Japanese Foreign minister Taro AsoNWRI/Tokio – Japan und Australien wollen, dass der Iran schnell auf den internationalen Druck reagiert und seine umstrittenen nuklearen Aktivitäten einstellt, sagte ein Sprecher am Mittwoch.
Der japanische Außenminister Taro Aso und sein australischer Amtskollege Alexander Downer stimmten sich während der Gespräche in Tokio zu der Problematik ab, sagte der Sprecher des japanischen Außenministeriums.

Aso erklärte, dass die Botschaft an den iranischen Außenminister Manouchehr Mottaki bei dem asiatischen Regionalforum letzte Woche in Kuala Lumpur übergeben wurde.

"wir sagten dem Iran, dass er nicht glauben darf, dass die internationale Gemeinschaft ewig geduldig auf seine Antwort warten würde. Der Iran muss eine schnelle Antwort geben", wurde Aso von einem Sprecher zitiert.

Der Iran muss auf die Beine kommen und zum einen auf das Angebotspaket der europäischen Mächte eine Antwort geben. Zum anderen muss er sein Nuklearprogramm aufgeben.

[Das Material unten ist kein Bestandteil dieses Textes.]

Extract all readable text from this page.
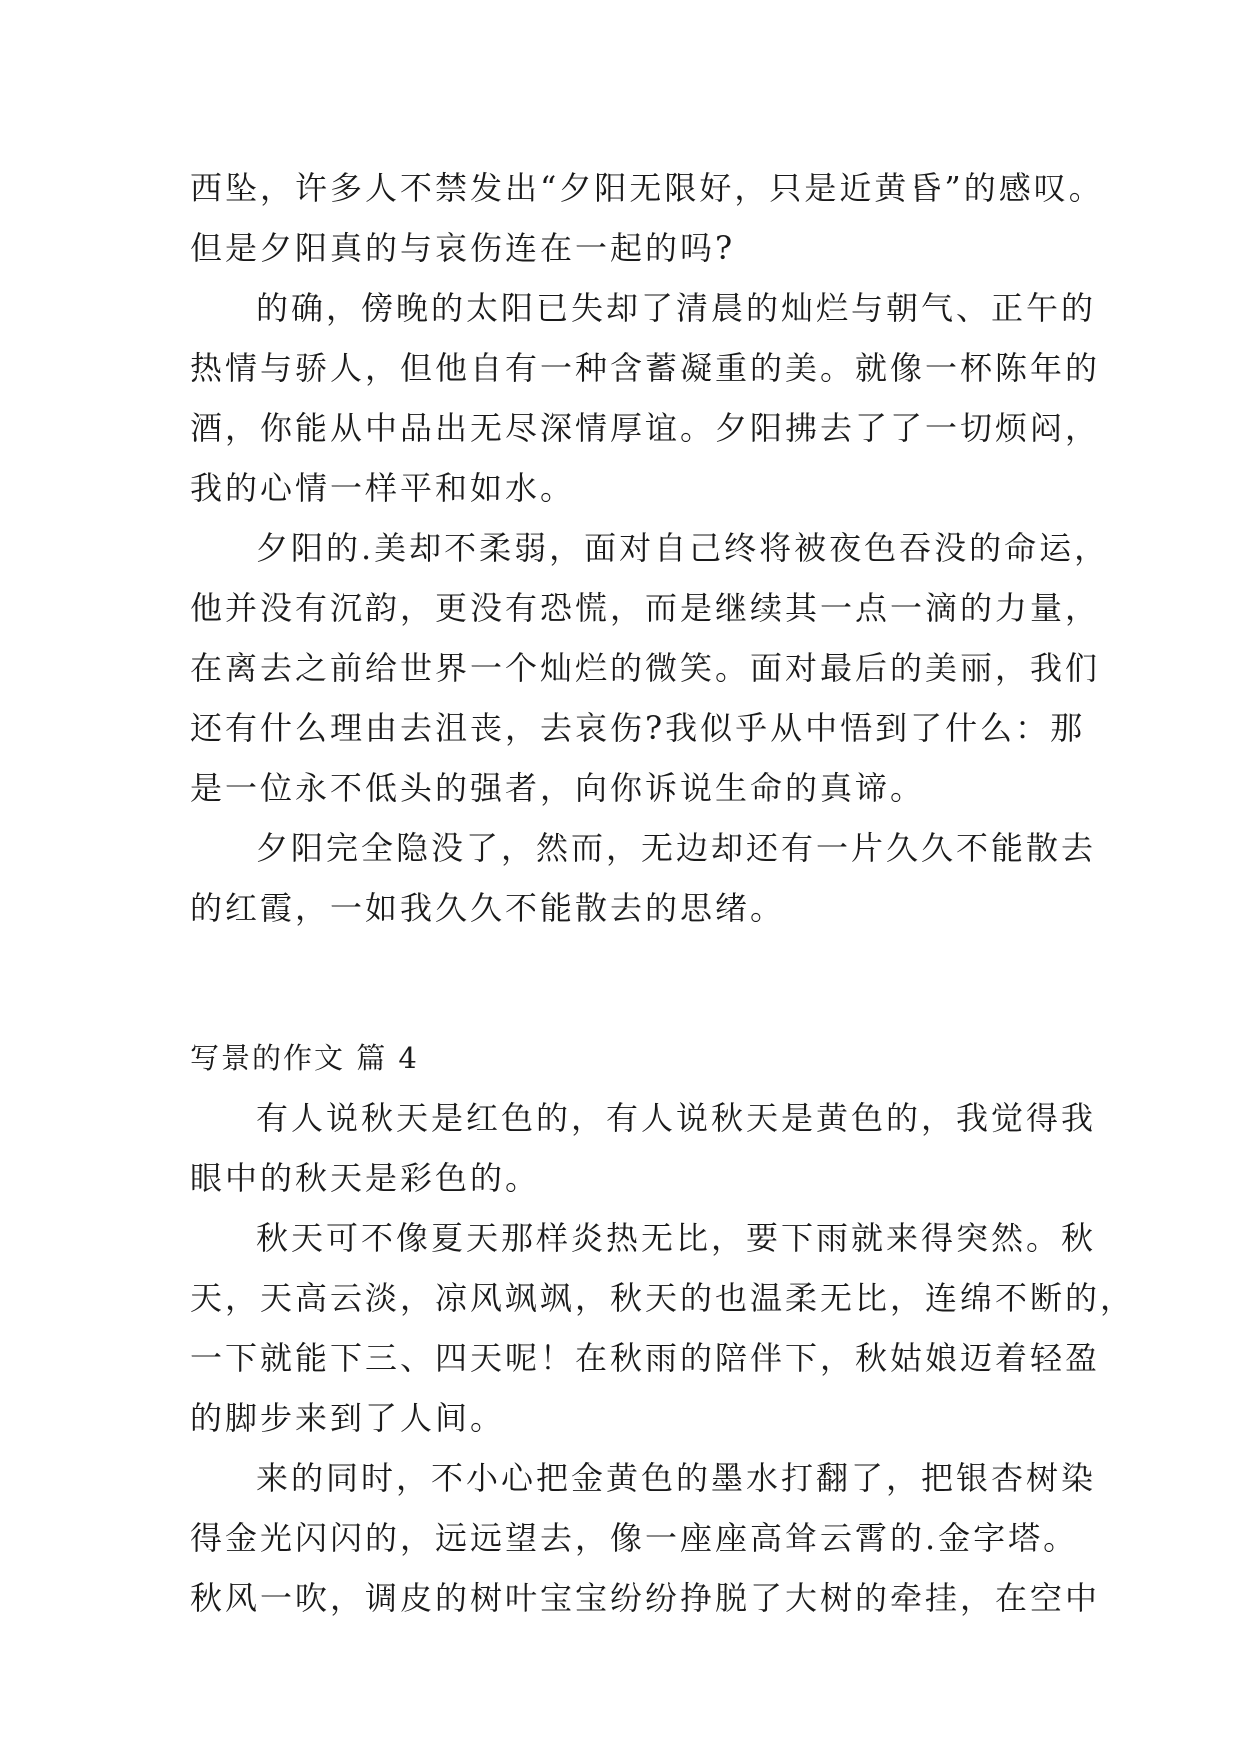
西坠，许多人不禁发出“夕阳无限好，只是近黄昏”的感叹。
但是夕阳真的与哀伤连在一起的吗?
的确，傍晚的太阳已失却了清晨的灿烂与朝气、正午的
热情与骄人，但他自有一种含蓄凝重的美。就像一杯陈年的
酒，你能从中品出无尽深情厚谊。夕阳拂去了了一切烦闷，
我的心情一样平和如水。
夕阳的.美却不柔弱，面对自己终将被夜色吞没的命运，
他并没有沉韵，更没有恐慌，而是继续其一点一滴的力量，
在离去之前给世界一个灿烂的微笑。面对最后的美丽，我们
还有什么理由去沮丧，去哀伤?我似乎从中悟到了什么：那
是一位永不低头的强者，向你诉说生命的真谛。
夕阳完全隐没了，然而，无边却还有一片久久不能散去
的红霞，一如我久久不能散去的思绪。
写景的作文 篇 4
有人说秋天是红色的，有人说秋天是黄色的，我觉得我
眼中的秋天是彩色的。
秋天可不像夏天那样炎热无比，要下雨就来得突然。秋
天，天高云淡，凉风飒飒，秋天的也温柔无比，连绵不断的，
一下就能下三、四天呢！在秋雨的陪伴下，秋姑娘迈着轻盈
的脚步来到了人间。
来的同时，不小心把金黄色的墨水打翻了，把银杏树染
得金光闪闪的，远远望去，像一座座高耸云霄的.金字塔。
秋风一吹，调皮的树叶宝宝纷纷挣脱了大树的牵挂，在空中
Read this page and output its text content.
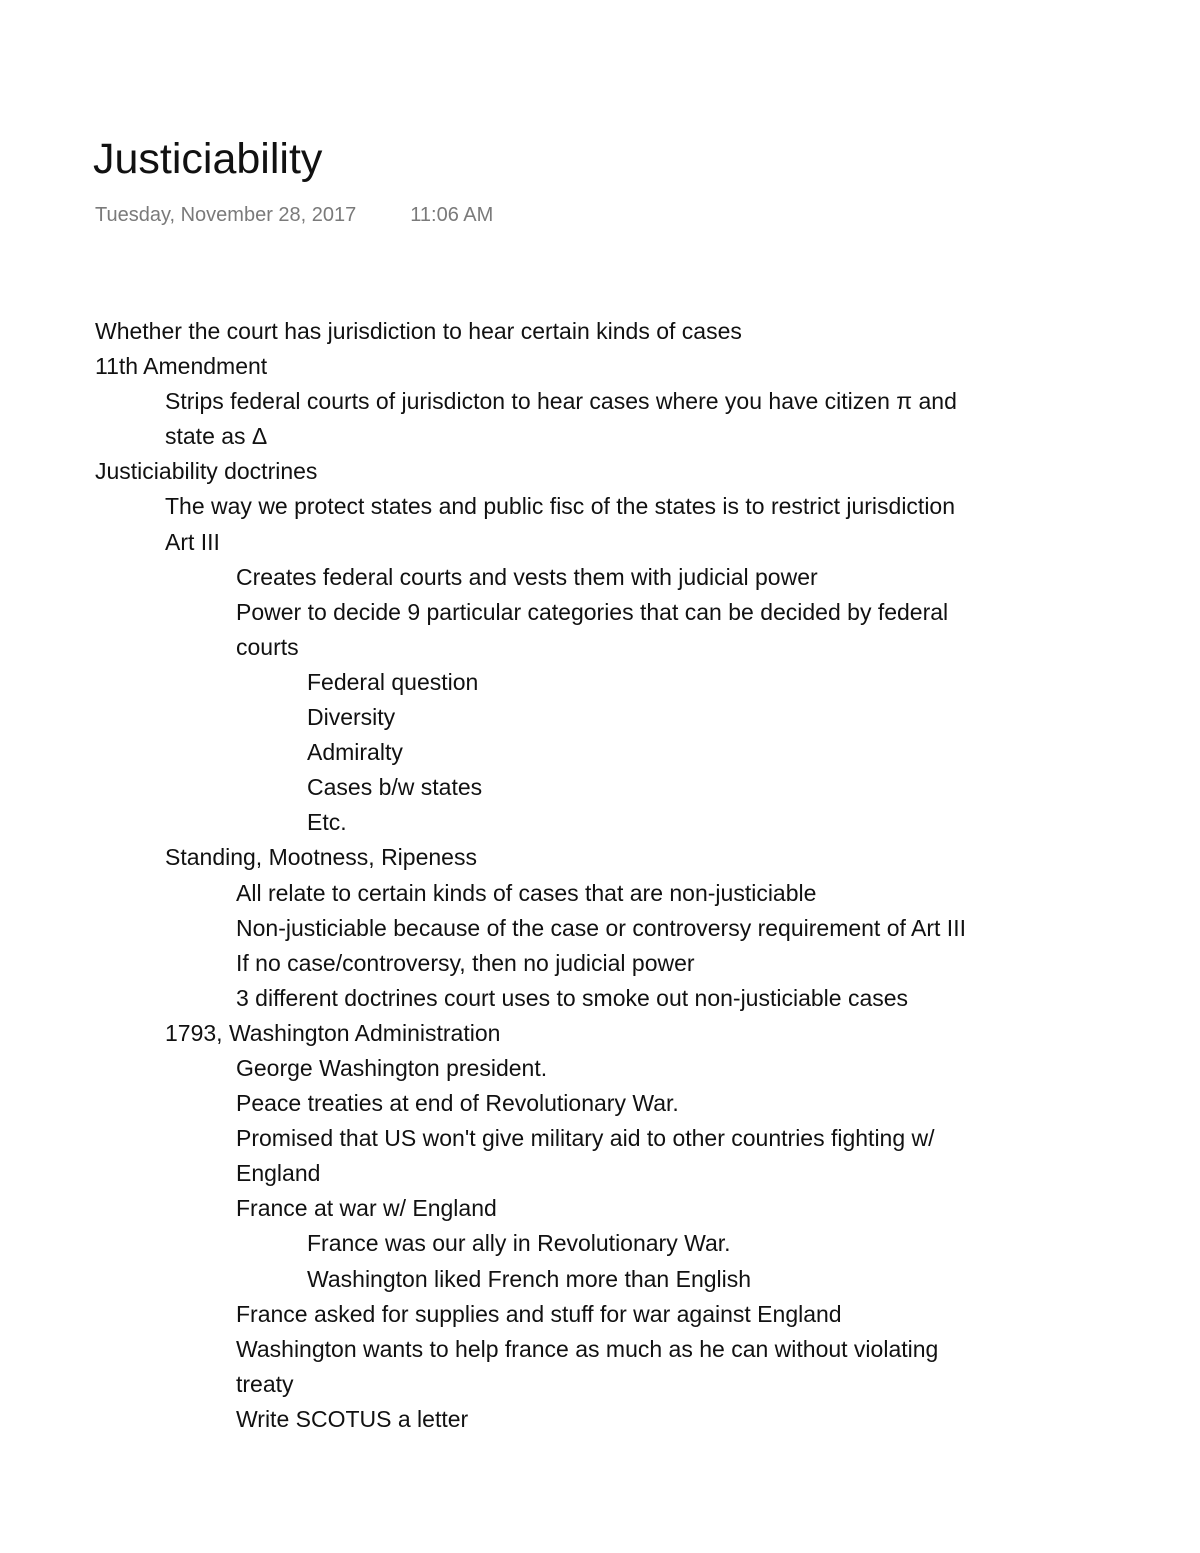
Justiciability
Tuesday, November 28, 2017	11:06 AM
Whether the court has jurisdiction to hear certain kinds of cases
11th Amendment
Strips federal courts of jurisdicton to hear cases where you have citizen π and
state as Δ
Justiciability doctrines
The way we protect states and public fisc of the states is to restrict jurisdiction
Art III
Creates federal courts and vests them with judicial power
Power to decide 9 particular categories that can be decided by federal
courts
Federal question
Diversity
Admiralty
Cases b/w states
Etc.
Standing, Mootness, Ripeness
All relate to certain kinds of cases that are non-justiciable
Non-justiciable because of the case or controversy requirement of Art III
If no case/controversy, then no judicial power
3 different doctrines court uses to smoke out non-justiciable cases
1793, Washington Administration
George Washington president.
Peace treaties at end of Revolutionary War.
Promised that US won't give military aid to other countries fighting w/
England
France at war w/ England
France was our ally in Revolutionary War.
Washington liked French more than English
France asked for supplies and stuff for war against England
Washington wants to help france as much as he can without violating
treaty
Write SCOTUS a letter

Der Sicherheitsrat der UN verlangte am Montag vom Iran, die Nuklearaktivitäten – einschließlich der Urananreicherung – bis 31. August einzustellen. Ansonsten sehe er sich möglichen Sanktionen ausgesetzt.
"Der Iran muss entsprechend der Resolution des UN Sicherheitsrates schnell positiv reagieren. Die Problematik erfordert eine enge Zusammenarbeit",wurde Downer zitiert.

Wie auch immer, der iranische Präsident Mahmoud Ahmadinejad hat einen Ausstieg abgelehnt und sagte, dass die islamische Republik die Arbeit am sensitiven Kernbrennstoffkreislauf fortsetzen wird.

Japan und Australien sind enge Verbündete der USA, aber Tokio ist ebenfalls ein Hauptinvestor in der Islamischen Republik und hat 2004 einen 2-Billionen-Dollar-Vertrag zur Entwicklung seines größten Ölfelds unterzeichnet, das strengeren nationalen Bestimmungen unterliegt.